我心中迸發出一個想法,殺死寄居者的唯一辦法,是殺死宿主。
如果我死了,“他”是不是就能徹底消失。
第二十一章
我聽到關門聲,顯然是妻子出去了,大半夜的她會去哪里,醫院?還是回我岳父那兒?
我有些擔心她,但我不能跟上去,這個時候她最害怕見到的就是我。其實我很想問問她,在我被“他”操控的時候,是什么樣子的,“他”有沒有說什么,但妻子會相信這么荒誕的故事嗎。

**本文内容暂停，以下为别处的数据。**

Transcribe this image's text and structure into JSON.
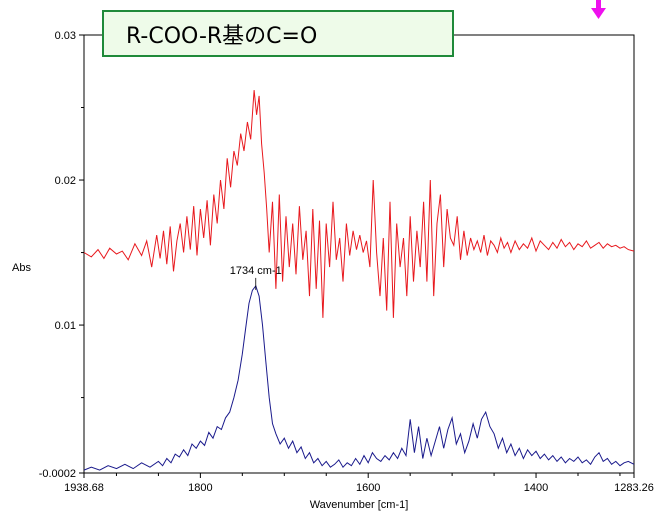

我很絕望,現在我不禁見不到女兒,妻子也不敢和我住在一起了,或許很快我連家都不能住,而是要去拘留所,與其失去自由,失去財富地位名譽,不如親手終止這一切,當我想到自我了結時,我并不因自己的懦弱而憤怒,只體會到報復“他”的快感。
“他”讓我墮落,我可以選擇一起毀滅。
不知道過了多久,好像天快亮了,我的手機響了,是朋友打來的。
朋友的口吻氣急敗壞:“發生什么事了,你動嫂子干什么!這個節骨眼兒上你到底還想搞出多少事!”
我懵了幾秒:“她報警了?”
“她沒報警,她在醫院,她什么都不肯說,你們到底怎么了!”
“哪個醫院?”我從床上跳起來,手忙腳亂地穿衣服。
“……你到小區門口,我的人在。”
去醫院的路上,我知道了來龍去脈。妻子半夜想叫車去醫院,被守在小區門口監視我的警察發現了,通知了朋友,朋友趕去醫院,以為我家暴了妻子。
我趕到醫院,還沒來得及了解妻子的情況,就挨了岳父一個大嘴巴子,要不是朋友攔著,岳父還想上來打我。
我摸著脹到發麻的臉,看著眼前削瘦蠟黃的岳父,不無諷刺地想,一個月幾萬的進口藥確實管用,這癌癥晚期的老頭居然還這么有勁兒。我年輕的時候對他又恨又怕,他早年當兵,長得人高馬大,妻子高挑窈窕的體型就遺傳自他,轉業之后一路干到正廳級,為人刻板嚴肅,對我諸多挑剔,現在卻要靠我的錢吊著命,一定很憋屈吧。
比我當初做上門女婿還憋屈吧。
岳父指著我的鼻子大罵,要不是朋友攔著,他會沖上來繼續打我。
妻子臉色蒼白的躲在后面,眼睛已經哭紅了,她脖子上的勒痕呈紫紅色,太顯眼了,面對一屋子針刺般地目光,我無法解釋,無可辯駁。